# Buck size



## ND decoy (Feb 1, 2003)

This is the longest week of the year for me. Nothing gets me more excited than deer hunting. For me I go into the field with a minimum size that I am willing to shoot (or close to it). On the ranch that we hunt on we have a size restriction, nothing smaller than a 4x4 and ears width or better. For me I go little farther, I try for a 150 class whitetail. But this year I have a muley buck so I am not sure of what size to be looking for. I have good idea of what I am looking for just don't have a number. This is only the second muley tag that I have ever had so I don't have many deer that I have shot to compare it to. I arrowed one about 15 years ago that went 168. But that was a long time ago.

So my question is do you go into the field with pre set goal or do you shot at the first buck that you see?

Now the honesty question, how strict are you with yourself? The moment that a buck gets up in front of you does the pre set goal go out the window and you say the hell with it and drill him?

As far as trophy management goes I am all for it but I don't sit a rag on a guy for the choices that he makes. It can be tough to judge a running deer and the deer could be bigger than any deer that they have shot before. (The guys that rag on people about deer size are my favorite kind of idiot. You can spot them at every deer camp preaching about how much they know about deer hunting and before you know it your thinking to yourself this guys an idiot.)

So what are you intending to shoot this year and what do you think you'll shoot?

Have a good deer season.


----------



## Invector (Jan 13, 2006)

I'd like to add please dont shoot at birds one the field with your deer rifles you dont know when they will be decs. Just about every other year I get my decs shot at by some deer hunter. Many many years ago my dad had a head blown off one of his decs while we were in it. So know what your shooting at. :beer:


----------



## djleye (Nov 14, 2002)

I passed on a nice 4 x 4 this weekend in MN that was at 40 yards!!! Very tough to do, but hopefully it is well worth it, we'll see.


----------



## Duckslayer100 (Apr 7, 2004)

I think people get so tied up with antler size they stop "hunting" and start "window shopping." I'll take what I can get because when backstraps are sizzling on the grill, no one can tell how big the rack was. :wink:


----------



## Chuck Smith (Feb 22, 2005)

I myself am looking for a deer with a spread of outside the ears or close to the ears (16" roughly). That would be a good 3 year old deer or older. I am looking for a high rack with long tynes and mass.

This deer I just decribed would be about 130 class or bigger.

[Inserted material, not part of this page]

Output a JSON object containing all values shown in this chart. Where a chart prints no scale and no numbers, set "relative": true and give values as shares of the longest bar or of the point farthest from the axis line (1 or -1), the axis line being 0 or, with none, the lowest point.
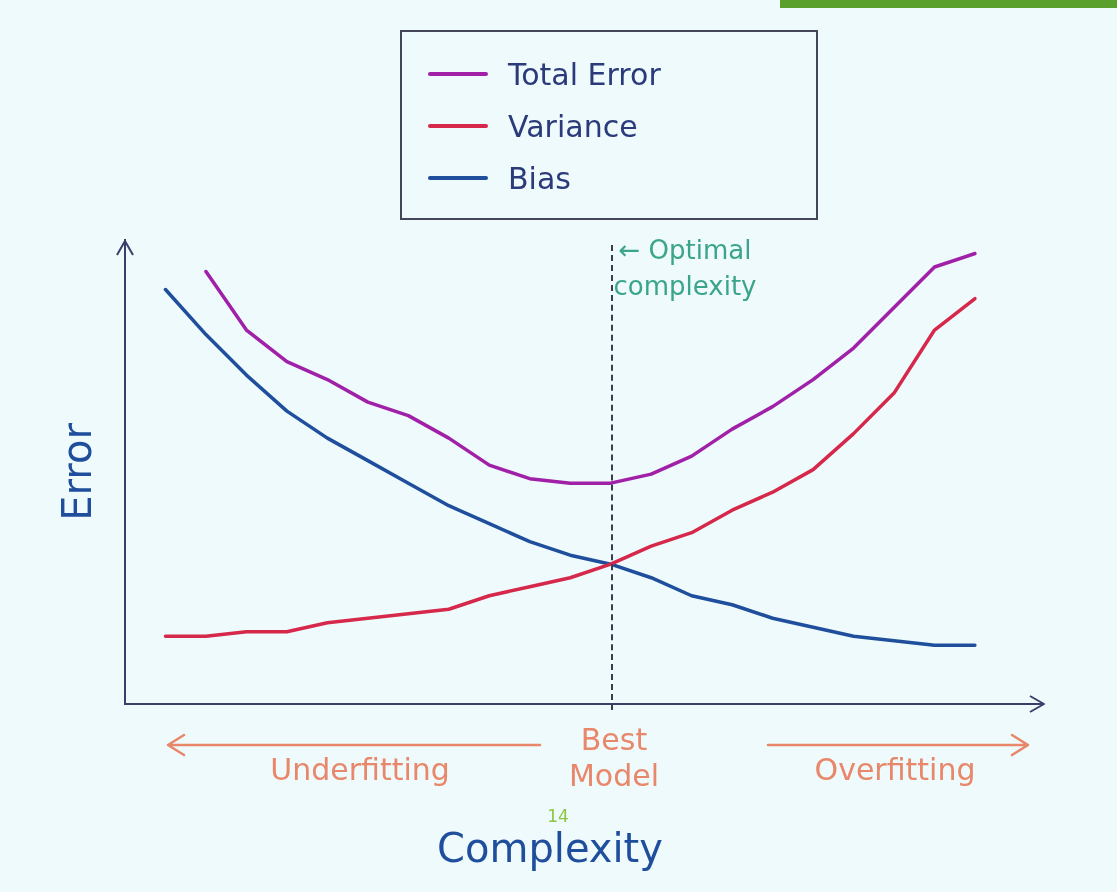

But I would shoot a doe before I would shoot a basket rack or fork horn. Because I love the taste of back straps!!!!


----------



## holmsvc (Nov 26, 2003)

Duckslayer100 said:


> I think people get so tied up with antler size they stop "hunting" and start "window shopping." I'll take what I can get because when backstraps are sizzling on the grill, no one can tell how big the rack was. :wink:


I get a couple doe tags so that I can window shop for my buck.


----------



## Chuck Smith (Feb 22, 2005)

Like holm stated......I get enough doe tags that I can window shop!


----------



## wirehairman (Oct 31, 2005)

In line with others here, my wife and I shoot a whitetail does to fill the freezer then spend the rest of the season "window shopping" for bucks (whitetail or muley). In both cases, we are looking for mature bucks with a spread outside the ears and a well developed rack.


----------



## ND decoy (Feb 1, 2003)

I also take a doe for my meat so I can look for a big buck.

I also agree that many guys get caught up in big buck fever (I'm one of them) but for me it's about setting a goal and reaching it. I like to set a couple of goals for myself. First of all I try to shoot a buck that is bigger than any deer that I have shot. That one is not set in stone but that is my ultimite goal. If I can't do that my set in stone rule is to shoot a buck that was bigger than last years buck. This rule for me is unbreakable. Last year I could only hunt the opening weekend and I passed up 17 bucks that were to small. I did see 2 bucks that were bigger than any deer that I have shot before. One of them I couldn't get within half a mile of him and the other one disappered on me when I made my move. So this year I have no previouse deer to compare him to.

It's true that you can't eat the antlers but you can make soup out of them.


----------



## thegoosemaster (Feb 2, 2006)

I shoot fawns........And i like it.

i also would shoot ne deer that walked by me. one of these times its gonna be a nice buck though.


----------



## Mud15 (Sep 24, 2004)

I have not shot a buck yet...Finally got a buck tag this year for SD and im stoked! Im not gonna be too picky but im not gonna shooot any little basket rack. When i see him in the scope ill know if hes the right one. Its a gamble though....passs on one and you might not see another.


----------



## M*F (Nov 3, 2006)

Antlers are the icing. I just want to take my buck on my terms and have a blast with the hunt.


----------



## outdoorguy (Nov 17, 2006)

Passed on a nice 5x5 opening morning at about 9:00. Saw a buck earlier that morning when it was too dark to shoot that we think was considerably bigger, just not quite enought sun to tell. Not pulling the trigger on the second one was probably one of the hardest things to do, but if you have to second guess yourself opening morning it's probably not big enough.


----------



## 870 XPRS (Mar 12, 2003)

thegoosemaster said:


> I shoot fawns........And i like it.
> 
> i also would shoot ne deer that walked by me. one of these times its gonna be a nice buck though.


Is the I shoot fawns thread making a comeback???


----------